Joseph recognizes that out of all the evil that we do to one another, God always opens up possibilities that can transform evil into good. And in the story of Joseph, there is more than enough evil and blame to go around. All are guilty; all have sinned against one another; generations of parents choosing favorites among their children; jealousy within family systems; Joseph, full of pride and dreams of glory over his brothers; and the brothers, nursing their envy and turning it into hatred and violence. Yes, all have sinned; all have done what is evil. All deserve to be punished for their sins.
And when Jacob dies, the brothers come to Joseph and ask for his forgiveness. They believe that it is only because of their father that he has not taken vengeance on them for what they did to him so many years before. But Joseph had long ago forgiven them. What was meant for evil—including Joseph’s own pride and his brother’s hatred—God transformed into something good. God does not plan the evil. We are in deep trouble if we pray to a god who orchestrates terrible events in this world in order to bring about good. The evil that is done in this world happens because God allows us the freedom to make bad choices. But out of our bad choices, God always opens up the possibility of good coming out of the evil we do.

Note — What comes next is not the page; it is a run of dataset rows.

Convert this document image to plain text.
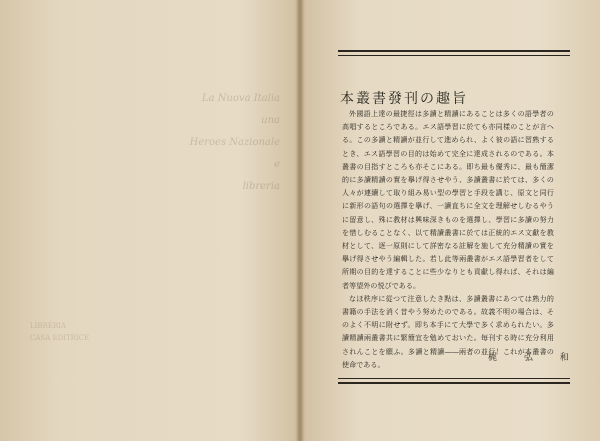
La Nuova Italia
una
Heroes Nazionale
e
libreria
LIBRERIA
CASA EDITRICE
本叢書發刊の趣旨

外國語上達の最捷徑は多讀と精讀にあることは多くの語學者の高唱するところである。エス語學習に於ても亦同樣のことが言へる。この多讀と精讀が並行して進められ、よく彼の語に習熟するとき、エス語學習の目的は始めて完全に達成されるのである。本叢書の目指すところも亦そこにある。即ち最も優秀に、最も簡潔的に多讀精讀の實を擧げ得させやう、多讀叢書に於ては、多くの人々が連續して取り組み易い型の學習と手段を講じ、原文と同行に新形の語句の選擇を擧げ、一讀直ちに全文を理解せしむるやうに留意し、殊に教材は興味深きものを選擇し、學習に多讀の努力を惜しむることなく、以て精讀叢書に於ては正統的エス文獻を教材として、逐一原則にして詳密なる註解を施して充分精讀の實を擧げ得させやう編輯した。若し此等兩叢書がエス語學習者をして所期の目的を達することに些少なりとも貢獻し得れば、それは編者等望外の悦びである。

なほ秩序に從つて注意したき點は、多讀叢書にあつては熟力的書籍の手法を消く昔やう努めたのである。故義不明の場合は、そのよく不明に附せず。即ち本手にて大學で多く求められたい。多讀精讀兩叢書共に繁簡宜を勉めておいた。毎刊する時に充分利用されんことを願ふ。多讀と精讀――兩者の並行！これが本叢書の使命である。

梶 弘 和
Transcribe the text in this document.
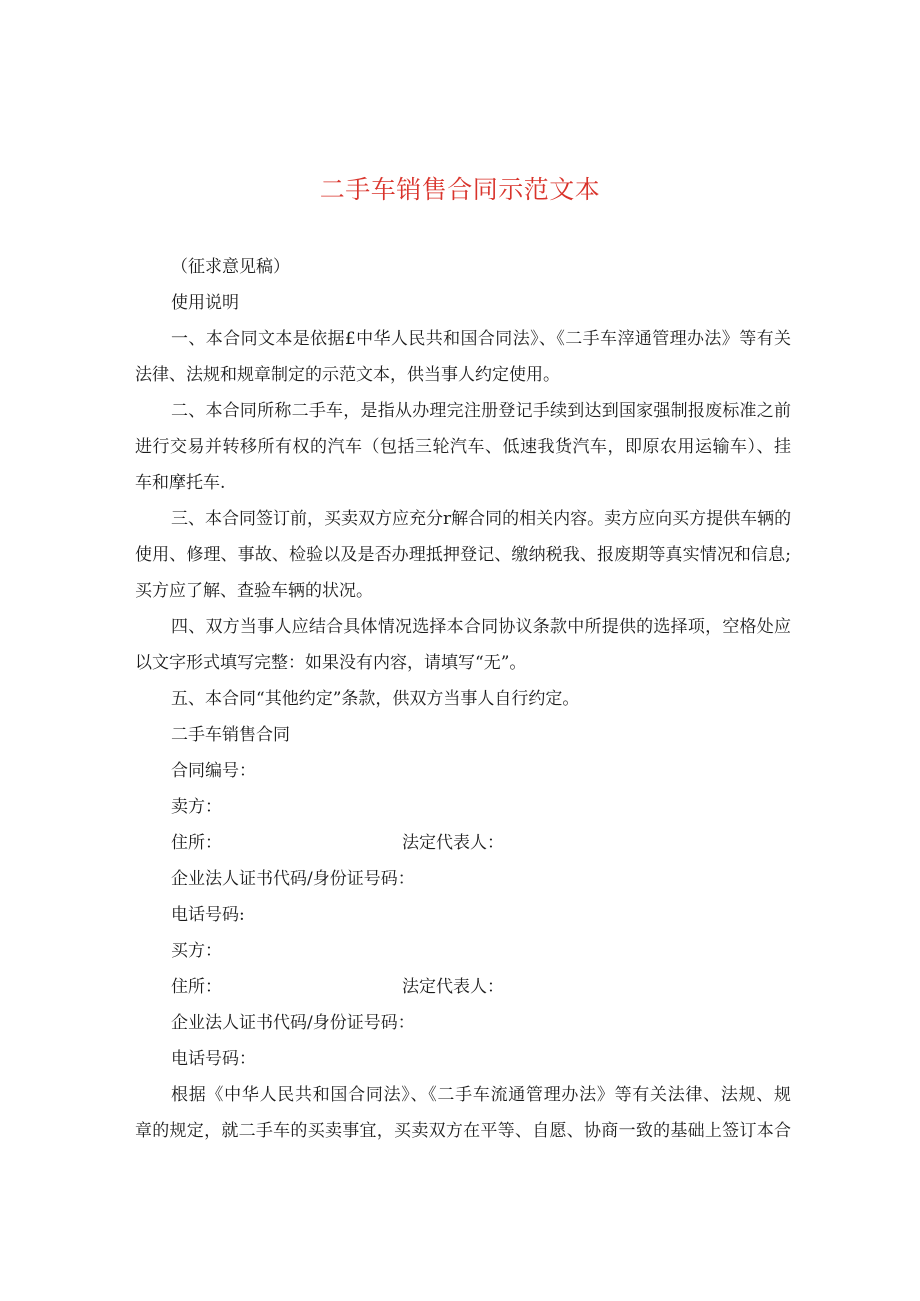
二手车销售合同示范文本

（征求意见稿）

使用说明

一、本合同文本是依据£中华人民共和国合同法》、《二手车滓通管理办法》等有关

法律、法规和规章制定的示范文本，供当事人约定使用。

二、本合同所称二手车，是指从办理完注册登记手续到达到国家强制报废标准之前

进行交易并转移所有权的汽车（包括三轮汽车、低速我货汽车，即原农用运输车）、挂

车和摩托车.

三、本合同签订前，买卖双方应充分r解合同的相关内容。卖方应向买方提供车辆的

使用、修理、事故、检验以及是否办理抵押登记、缴纳税我、报废期等真实情况和信息;

买方应了解、查验车辆的状况。

四、双方当事人应结合具体情况选择本合同协议条款中所提供的选择项，空格处应

以文字形式填写完整：如果没有内容，请填写“无”。

五、本合同“其他约定”条款，供双方当事人自行约定。

二手车销售合同

合同编号：

卖方：

住所：	法定代表人：

企业法人证书代码/身份证号码：

电话号码:

买方：

住所：	法定代表人：

企业法人证书代码/身份证号码：

电话号码：

根据《中华人民共和国合同法》、《二手车流通管理办法》等有关法律、法规、规

章的规定，就二手车的买卖事宜，买卖双方在平等、自愿、协商一致的基础上签订本合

Joseph finally figured that out, and so he could let go of the evil his brothers had done to him. The cycles of “getting even”—an eye for and eye and a tooth for a tooth—always spiral out of control, and we hang on to grudges and resentments and anger; and they control us and shape the terrible future we make for ourselves and others—and it is not good for anyone. But letting go and forgiving, opens up the possibilities for a different future—a future that God imagines for us growing out of the troubles we have created for ourselves. That is the gift God gives when we learn to let go and to forgive one another from our hearts. AMEN.